1. Not since the 2000 Mexican classic Amores Perros have dogs been used as such an effective allegory for the human experience.
2. This remarkable Hungarian film is about a girl named Lili, and her dog, Hagen. They are both misunderstood by the girl's father, and everybody suffers for that.
3. When Lili and Hagen are separated, they follow parallel but separate tracks, each learning the cruelties of their own worlds. They learn what it means to be taken advantage of, and what it takes to survive.
4. Eventually, the dog and human worlds are inverted, and the dogs have the chance to change their destinies.
5. There are scenes of animal cruelty that will bother some sensitive viewers.

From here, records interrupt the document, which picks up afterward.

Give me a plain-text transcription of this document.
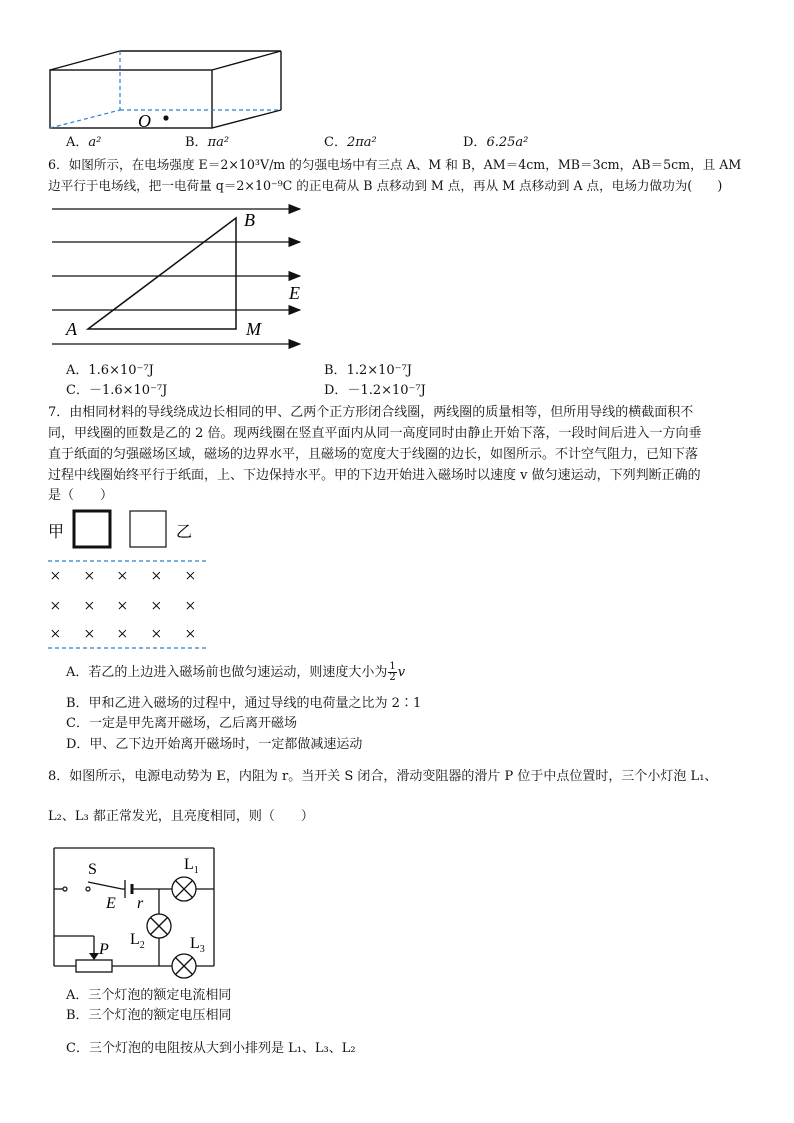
O
A．a²	B．πa²	C．2πa²	D．6.25a²
6．如图所示，在电场强度 E＝2×10³V/m 的匀强电场中有三点 A、M 和 B，AM＝4cm，MB＝3cm，AB＝5cm，且 AM
边平行于电场线，把一电荷量 q＝2×10⁻⁹C 的正电荷从 B 点移动到 M 点，再从 M 点移动到 A 点，电场力做功为(　　)
A
B
M
E
A．1.6×10⁻⁷J	B．1.2×10⁻⁷J
C．－1.6×10⁻⁷J	D．－1.2×10⁻⁷J
7．由相同材料的导线绕成边长相同的甲、乙两个正方形闭合线圈，两线圈的质量相等，但所用导线的横截面积不
同，甲线圈的匝数是乙的 2 倍。现两线圈在竖直平面内从同一高度同时由静止开始下落，一段时间后进入一方向垂
直于纸面的匀强磁场区域，磁场的边界水平，且磁场的宽度大于线圈的边长，如图所示。不计空气阻力，已知下落
过程中线圈始终平行于纸面，上、下边保持水平。甲的下边开始进入磁场时以速度 v 做匀速运动，下列判断正确的
是（　　）
甲	乙
× × × × ×
× × × × ×
× × × × ×
A．若乙的上边进入磁场前也做匀速运动，则速度大小为 $\frac{1}{2}$ v
B．甲和乙进入磁场的过程中，通过导线的电荷量之比为 2∶1
C．一定是甲先离开磁场，乙后离开磁场
D．甲、乙下边开始离开磁场时，一定都做减速运动
8．如图所示，电源电动势为 E，内阻为 r。当开关 S 闭合，滑动变阻器的滑片 P 位于中点位置时，三个小灯泡 L₁、
L₂、L₃ 都正常发光，且亮度相同，则（　　）
S
E r
P
$L_1$
$L_2$	$L_3$
A．三个灯泡的额定电流相同
B．三个灯泡的额定电压相同
C．三个灯泡的电阻按从大到小排列是 L₁、L₃、L₂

6. While the highlight of the film is the dog uprising, it's important to note that it doesn't occupy very much of the film. The point of the film is what leads to the uprising.
7. Hundreds of dogs were used in the filming of this movie - some were rescued from animal shelters to make the movie, and were given homes afterwards. The main dog, Hagen, was played remarkably well by two sibling dogs. The dogs were given a special acting award at the 2014 Cannes Film Festival.
8. The ending of the film is kind of mysterious; I'm still trying to figure it out.
9. The obvious interpretation of the film is that it is a social commentary on racism, though it can apply equally well to any "out group" of society that reaches its breaking point. But however you interpret it, this is a unique movie with haunting imagery and a relevant message.